Een kind zonder kankerdag
Eerste druk, maart 2011 © 2011 Maurice de Keijzer Schilderij cover: Roel Hofman isbn: nur:
978-90-484-1732-2 402
Uitgever: Free Musketeers, Zoetermeer www.freemusketeers.nl
Hoewel aan de totstandkoming van deze uitgave de uiterste zorg is besteed, aanvaarden de auteur en uitgever geen aansprakelijkheid voor eventuele fouten en onvolkomenheden, noch voor de directe of indirecte gevolgen hiervan.
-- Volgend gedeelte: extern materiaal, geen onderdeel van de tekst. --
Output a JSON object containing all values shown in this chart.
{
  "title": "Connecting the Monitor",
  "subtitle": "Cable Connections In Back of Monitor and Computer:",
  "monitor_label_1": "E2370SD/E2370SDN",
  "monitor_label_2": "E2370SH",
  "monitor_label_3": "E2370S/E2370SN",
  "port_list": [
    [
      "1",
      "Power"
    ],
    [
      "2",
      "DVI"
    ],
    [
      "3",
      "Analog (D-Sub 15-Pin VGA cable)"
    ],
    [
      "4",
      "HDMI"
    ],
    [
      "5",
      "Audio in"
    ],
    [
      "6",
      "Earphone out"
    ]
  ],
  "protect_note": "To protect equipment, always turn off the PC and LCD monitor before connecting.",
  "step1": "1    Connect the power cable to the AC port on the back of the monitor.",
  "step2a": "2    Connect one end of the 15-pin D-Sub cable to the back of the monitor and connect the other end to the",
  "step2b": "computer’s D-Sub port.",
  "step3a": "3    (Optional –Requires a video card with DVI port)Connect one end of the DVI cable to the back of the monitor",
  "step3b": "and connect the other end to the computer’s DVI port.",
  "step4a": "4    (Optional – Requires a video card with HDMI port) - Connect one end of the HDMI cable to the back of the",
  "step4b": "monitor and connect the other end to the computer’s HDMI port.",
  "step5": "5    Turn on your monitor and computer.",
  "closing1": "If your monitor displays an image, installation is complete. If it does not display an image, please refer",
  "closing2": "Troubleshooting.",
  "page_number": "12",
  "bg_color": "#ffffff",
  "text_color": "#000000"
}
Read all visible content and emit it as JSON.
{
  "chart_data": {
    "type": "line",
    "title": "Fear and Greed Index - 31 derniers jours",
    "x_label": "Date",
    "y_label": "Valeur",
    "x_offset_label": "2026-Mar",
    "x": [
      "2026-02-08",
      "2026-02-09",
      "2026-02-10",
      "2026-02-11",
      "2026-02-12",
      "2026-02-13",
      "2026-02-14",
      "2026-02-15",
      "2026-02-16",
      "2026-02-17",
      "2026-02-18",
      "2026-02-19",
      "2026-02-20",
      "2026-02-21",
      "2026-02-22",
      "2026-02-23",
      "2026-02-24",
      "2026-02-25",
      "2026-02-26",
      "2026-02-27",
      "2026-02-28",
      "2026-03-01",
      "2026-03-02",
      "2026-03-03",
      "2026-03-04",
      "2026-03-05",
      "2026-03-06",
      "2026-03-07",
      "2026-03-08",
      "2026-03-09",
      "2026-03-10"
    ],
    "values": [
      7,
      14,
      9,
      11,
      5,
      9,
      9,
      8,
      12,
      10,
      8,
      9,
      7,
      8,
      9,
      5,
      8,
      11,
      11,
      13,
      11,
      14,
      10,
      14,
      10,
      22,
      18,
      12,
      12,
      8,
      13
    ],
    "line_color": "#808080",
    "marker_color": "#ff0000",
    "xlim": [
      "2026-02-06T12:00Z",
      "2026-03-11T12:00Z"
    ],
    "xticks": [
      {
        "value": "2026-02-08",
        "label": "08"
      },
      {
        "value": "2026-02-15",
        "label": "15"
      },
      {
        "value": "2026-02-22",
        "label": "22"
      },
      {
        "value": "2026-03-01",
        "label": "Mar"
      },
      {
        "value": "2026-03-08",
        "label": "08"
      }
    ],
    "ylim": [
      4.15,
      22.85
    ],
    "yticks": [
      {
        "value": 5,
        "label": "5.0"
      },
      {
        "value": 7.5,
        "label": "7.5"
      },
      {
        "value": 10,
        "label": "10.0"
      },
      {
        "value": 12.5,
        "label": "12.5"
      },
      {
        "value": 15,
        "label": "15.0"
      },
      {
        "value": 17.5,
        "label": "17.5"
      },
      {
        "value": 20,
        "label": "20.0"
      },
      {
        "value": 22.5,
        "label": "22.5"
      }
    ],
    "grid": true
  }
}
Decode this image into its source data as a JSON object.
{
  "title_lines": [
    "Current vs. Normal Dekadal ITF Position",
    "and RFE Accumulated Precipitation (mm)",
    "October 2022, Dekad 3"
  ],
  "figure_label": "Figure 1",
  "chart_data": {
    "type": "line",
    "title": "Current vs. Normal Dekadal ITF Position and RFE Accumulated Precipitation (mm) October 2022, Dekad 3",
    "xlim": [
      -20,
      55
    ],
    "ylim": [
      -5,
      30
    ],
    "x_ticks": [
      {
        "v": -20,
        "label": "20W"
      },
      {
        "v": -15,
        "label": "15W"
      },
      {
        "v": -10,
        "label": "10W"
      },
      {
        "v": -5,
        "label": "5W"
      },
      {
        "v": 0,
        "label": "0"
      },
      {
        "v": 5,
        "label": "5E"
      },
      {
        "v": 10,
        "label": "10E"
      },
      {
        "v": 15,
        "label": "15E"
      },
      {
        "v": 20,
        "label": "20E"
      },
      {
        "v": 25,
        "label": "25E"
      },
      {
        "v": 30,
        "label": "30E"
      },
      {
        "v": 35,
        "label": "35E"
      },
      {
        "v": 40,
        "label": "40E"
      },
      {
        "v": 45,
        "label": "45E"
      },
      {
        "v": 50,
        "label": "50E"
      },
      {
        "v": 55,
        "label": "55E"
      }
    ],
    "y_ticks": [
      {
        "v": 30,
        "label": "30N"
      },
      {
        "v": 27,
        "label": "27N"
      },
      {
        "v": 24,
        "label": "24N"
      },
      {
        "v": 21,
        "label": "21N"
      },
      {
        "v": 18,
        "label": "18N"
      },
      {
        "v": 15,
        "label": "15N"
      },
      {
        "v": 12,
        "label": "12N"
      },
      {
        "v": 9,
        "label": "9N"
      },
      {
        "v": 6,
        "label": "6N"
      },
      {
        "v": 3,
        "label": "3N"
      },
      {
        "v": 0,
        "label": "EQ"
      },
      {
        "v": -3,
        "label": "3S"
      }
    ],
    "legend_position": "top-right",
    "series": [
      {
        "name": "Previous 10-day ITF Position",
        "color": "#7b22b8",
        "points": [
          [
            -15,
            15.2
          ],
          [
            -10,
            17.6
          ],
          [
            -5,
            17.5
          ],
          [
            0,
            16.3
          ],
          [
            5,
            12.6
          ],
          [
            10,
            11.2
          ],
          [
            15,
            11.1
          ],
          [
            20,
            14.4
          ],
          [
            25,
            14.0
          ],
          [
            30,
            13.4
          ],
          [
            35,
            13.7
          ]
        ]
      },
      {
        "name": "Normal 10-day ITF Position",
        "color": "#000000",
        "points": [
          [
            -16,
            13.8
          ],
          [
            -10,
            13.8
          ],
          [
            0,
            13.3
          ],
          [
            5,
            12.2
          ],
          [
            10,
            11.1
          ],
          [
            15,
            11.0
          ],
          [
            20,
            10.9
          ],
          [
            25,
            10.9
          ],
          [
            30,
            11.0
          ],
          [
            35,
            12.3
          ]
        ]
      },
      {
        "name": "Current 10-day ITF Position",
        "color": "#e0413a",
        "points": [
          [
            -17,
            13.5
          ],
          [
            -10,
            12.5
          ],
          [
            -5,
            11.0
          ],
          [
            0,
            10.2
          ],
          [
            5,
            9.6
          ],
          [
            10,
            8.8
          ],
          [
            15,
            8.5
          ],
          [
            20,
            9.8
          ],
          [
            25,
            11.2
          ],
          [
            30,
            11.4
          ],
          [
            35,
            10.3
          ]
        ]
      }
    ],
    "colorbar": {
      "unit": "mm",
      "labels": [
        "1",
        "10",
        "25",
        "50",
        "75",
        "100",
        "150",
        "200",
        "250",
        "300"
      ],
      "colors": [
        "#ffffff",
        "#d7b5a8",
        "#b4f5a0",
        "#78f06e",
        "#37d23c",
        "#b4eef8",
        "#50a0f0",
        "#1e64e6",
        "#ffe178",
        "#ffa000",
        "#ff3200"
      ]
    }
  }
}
Niets uit deze uitgave mag zonder voorafgaande schriftelijke toestemming van de uitgever worden openbaar gemaakt of verveelvoudigd, waaronder begrepen het reproduceren door middel van druk, offset, fotokopie of microfilm of in enige digitale, elektronische, optische of andere vorm of (en dit geldt zonodig in aanvulling op het auteursrecht) het reproduceren (i) ten behoeve van een onderneming, organisatie of instelling of (ii) voor eigen oefening, studie of gebruik welk(e) niet strikt privé van aard is.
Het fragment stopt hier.